O pesquisador coloca como atenuante, num primeiro momento, o desejo de construção de uma esfera de credibilidade pelo atual governo. “A inflexibilidade do regime brasileiro ante a característica da formação de preços tem implicado um uso abusivo da taxa de juros e sacrifício do crescimento do produto e do emprego para lograr as metas”, avisa. Para Carneiro, a situação é ainda mais precária. “A manutenção de políticas passadas gerou uma vulnerabilidade externa. Os ganhos vieram das exportações e, assim, o crescimento não se deu por causa de uma política específica praticada pelo governo. Ao contrário. A valorização do real vai contra a corrente do aumento de exportações, e logo chegaremos a um dilema para sustentar esse crescimento, bem como estimula importações.” Logo, pode-se crescer 4% num ano e, em outro, nada. “O governo não delineou um horizonte de longo prazo para o desenvolvimento. O Estado precisa ter uma atuação mais decisiva, sinalizar quais os setores prioritários, criar incentivos de crédito, tarifários e fiscais. Precisa também manter políticas de desenvolvimento social. Se não houver política de crescimento acelerado, a política social, individualmente, não se sustenta.” Os juros, elevados, tampouco ajudam.

“Taxas de juro em patamares elevados são poderoso desestímulo ao crescimento. Basta destacar a noção de custo de oportunidade presente na taxa. No caso brasileiro, oferecem-se taxas de juro elevadas, em títulos de alta liquidez e baixo risco, que oferecem uma alternativa ao investimento produtivo”, analisa Belluzzo. Além disso, é preciso ampliar a infra-estrutura do país. “Dificilmente a ampliação de investimentos será realizada sem uma decisiva participação do setor público, o que é contraditório com a atual magnitude do saldo primário.” Bresser-Pereira propõe a adoção do novo-desenvolvimentismo, que rejeita a idéia de que países de desenvolvimento médio necessitem de poupança externa para crescer, como prega a ortodoxia liberal. “A história ensina que os países se desenvolvem quase exclusivamente com recursos internos. Os asiáticos têm recorrido muito parcimoniosamente à poupança externa, em geral, crescendo com superávit em conta corrente.” O novo-desenvolvimentismo, continua, acredita na administração da taxa cambial, o que implica uma taxa de juros moderada, que permita a compra de reservas quando os influxos de capitais são muito elevados.
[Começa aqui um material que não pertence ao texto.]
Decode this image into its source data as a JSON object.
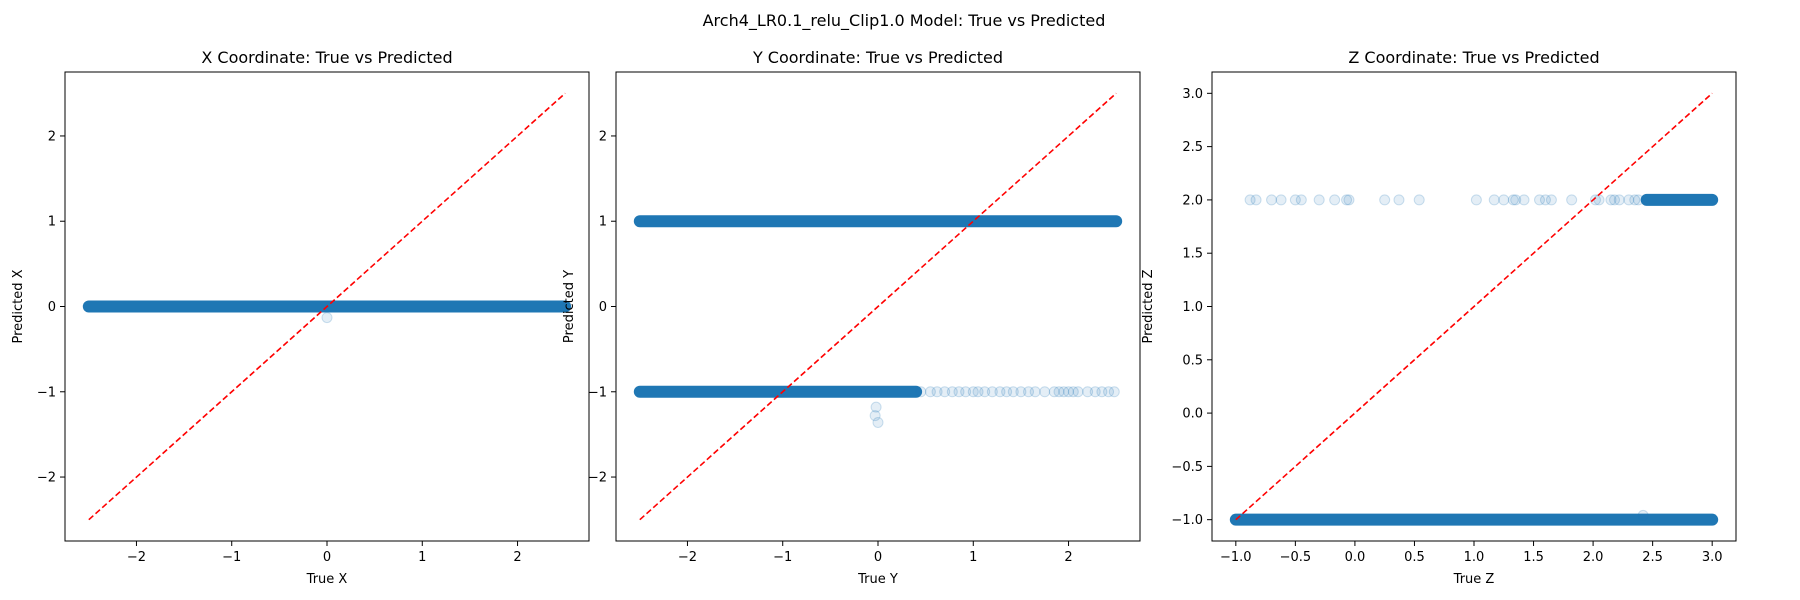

“Para assegurar a continuidade do crescimento, em particular a retomada do crescimento, seria necessário contrapor, ao Estado regulador, o Estado desenvolvimentista. Sua missão central seria viabilizar a elevação da taxa de investimento, mas não necessária nem prioritariamente por meio da minimização do risco jurisdicional (como no caso da Lei de Falências, as Agências ou a independência do Banco Central)”, ponderam Belluzzo e Carneiro. “O papel crucial do Estado seria a criação de mecanismos de coordenação e apoio que permitissem ao investimento privado uma menor insegurança quanto à trajetória de longo prazo da economia. A superação desse constrangimento é mais um desafio para a superação da insustentável leveza do crescimento.” Será possível? Para Laplane e Sarti, se “o desperdício de oportunidades para o crescimento é resultado do viés anticrescimento da política macroeconômica e da ausência de estratégia industrial da era FHC, o governo Lula não foi capaz de reverter esse quadro.” Ou, segundo o economista Eduardo Gianetti, do Ibmec, “não é a golpe de política monetária e cambial que retomaremos o crescimento sustentado; vamos ter de mexer em coisas estruturais que até agora não foram objeto de atenção do governo”.

“Não farei mágicas na economia”, afirmou o presidente recém-eleito. Certamente não chegaremos ao País das Maravilhas com poções ou bolos encantados. “Mesmo com o vendaval a favor, só um simpósio de magia negra será capaz de produzir um crescimento sustentado de 5% ao ano com os preços-chave da economia, câmbio e juros, completamente fora do lugar”, escreveu Belluzzo na revista Carta Capital. Infelizmente, há mais chapeleiros malucos do que coelhos mágicos na nossa economia.